In the duodenum from the pancreas, pancreas juice is supplied, which has an alkaline reaction (pH 7.8-8.4). The juice contains enzymes trypsin and chymotrypsin, which break down proteins - into polypeptides; amylase and maltase break down starch and maltose to glucose. Lipase affects only emulsified fats. The emulsification process takes place in the duodenum in the presence of bile acids.

Bile acids are a component of bile. Bile is produced by the cells of the largest organ - the liver, which weighs from 1.5 to 2.0 kg. The liver cells constantly produce bile, which accumulates in gallbladder... As soon as the food gruel reaches the duodenum, bile from the gallbladder enters the intestines through the ducts. Bile acids emulsify fats, activate fat enzymes, enhance the motor and secretory functions of the small intestine.

Digestion in the small intestine (jejunum, ileum)

The small intestine is the longest section of the digestive tract, its length is 4.5-5 m, diameter is from 3 to 5 cm.

Intestinal juice is a secret of the small intestine, the reaction is alkaline. The intestinal juice contains a large number of enzymes involved in digestion: peitidase, nuclease, enterokinase, lipase, lactase, sucrase, etc. The small intestine, due to the different structure of the muscle layer, has an active motor function (peristalsis). This allows the gruel to move through the true intestinal lumen. This is facilitated by the chemical composition of food - the presence of fiber and dietary fiber.

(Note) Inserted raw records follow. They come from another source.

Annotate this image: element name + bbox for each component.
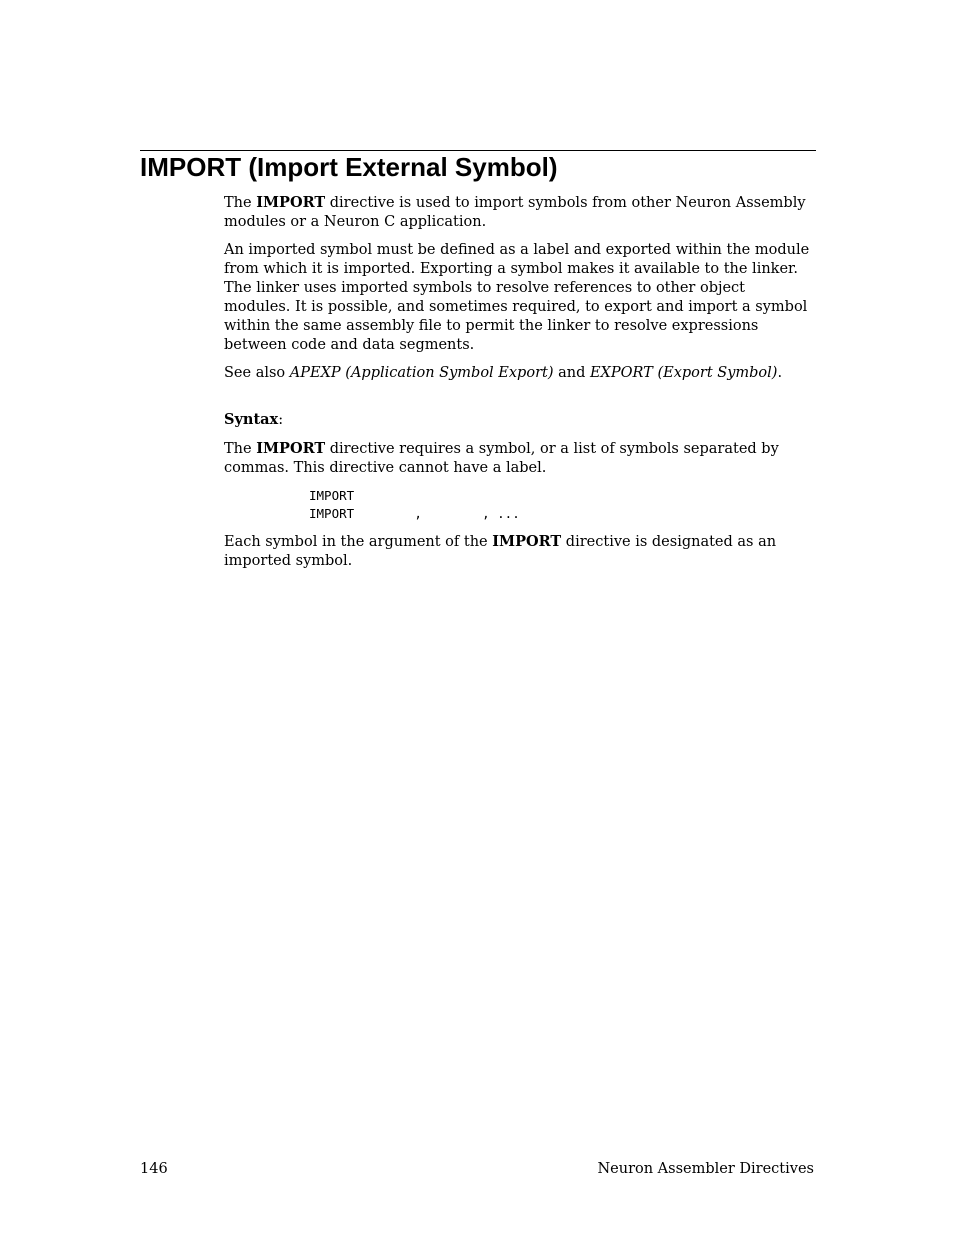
body-text [224,193,814,580]
syntax-heading: Syntax: [224,411,284,428]
export-reference: EXPORT (Export Symbol) [589,365,778,381]
syntax-code-block [309,487,814,523]
closing-paragraph: Each symbol in the argument of the IMPORT directive is designated as an imported symbol. [224,533,777,569]
page-title: IMPORT (Import External Symbol) [140,152,558,182]
syntax-paragraph: The IMPORT directive requires a symbol, or a list of symbols separated by commas. This directive cannot have a label. [224,440,779,476]
definition-paragraph: An imported symbol must be defined as a label and exported within the module from which it is imported. Exporting a symbol makes it available to the linker. The linker uses imported symbols to resolve references to other object modules. It is possible, and sometimes required, to export and import a symbol within the same assembly file to permit the linker to resolve expressions between code and data segments. [224,242,810,353]
apexp-reference: APEXP (Application Symbol Export) [289,365,554,381]
section-name: Neuron Assembler Directives [597,1161,814,1177]
see-also-paragraph: See also APEXP (Application Symbol Export) and EXPORT (Export Symbol). [224,365,783,381]
intro-paragraph: The IMPORT directive is used to import symbols from other Neuron Assembly modules or a Neuron C application. [224,194,806,230]
code-line: IMPORT [309,488,355,503]
page-number: 146 [140,1161,168,1177]
code-line: IMPORT , , ... [309,506,520,521]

According to the theory of intestinal digestion, the process of assimilation of nutrients is divided into cavity and parietal (membrane) digestion.

Cavity digestion is present in all cavities of the gastrointestinal tract due to digestive secretions - gastric juice, pancreatic and intestinal juice.

Parietal digestion is present only in a certain segment of the small intestine, where the mucous membrane has a bulge or villi and microvilli that increase the inner surface of the intestine by 300-500 times.

The enzymes involved in the hydrolysis of food substances are located on the surface of microvilli, which significantly increases the efficiency of the absorption of food substances in this area.

The small intestine is an organ where most of the nutrients soluble in water, passing through the intestinal wall, are absorbed into the blood, fats initially enter the lymph, and then into the blood. All nutrients through the portal vein enter the liver, where, cleared of the toxic substances of digestion, they are used to nourish organs and tissues.

Digestion in the large intestine

The movement of intestinal contents in the colon is up to 30-40 hours. Digestion in the large intestine is practically absent. Here glucose, vitamins, minerals are absorbed, which have remained undigested due to the large number of microorganisms in the intestines.

In the initial segment of the large intestine, an almost complete assimilation of the liquid received there (1.5-2 liters) occurs.

The microflora of the large intestine is of great importance for human health. More than 90% are bifidobacteria, about 10% are lactic acid and Escherichia coli, enterococci, etc. The composition of the microflora and its functions depend on the nature of the diet, the time of movement through the intestines and the intake of various medications.

The main functions of normal intestinal microflora:

  • protective function - creating immunity;
  • participation in the digestion process - the final digestion of food; synthesis of vitamins and enzymes;
  • maintaining the constancy of the biochemical environment of the gastrointestinal tract.

One of the important functions of the large intestine is the formation and excretion of feces from the body.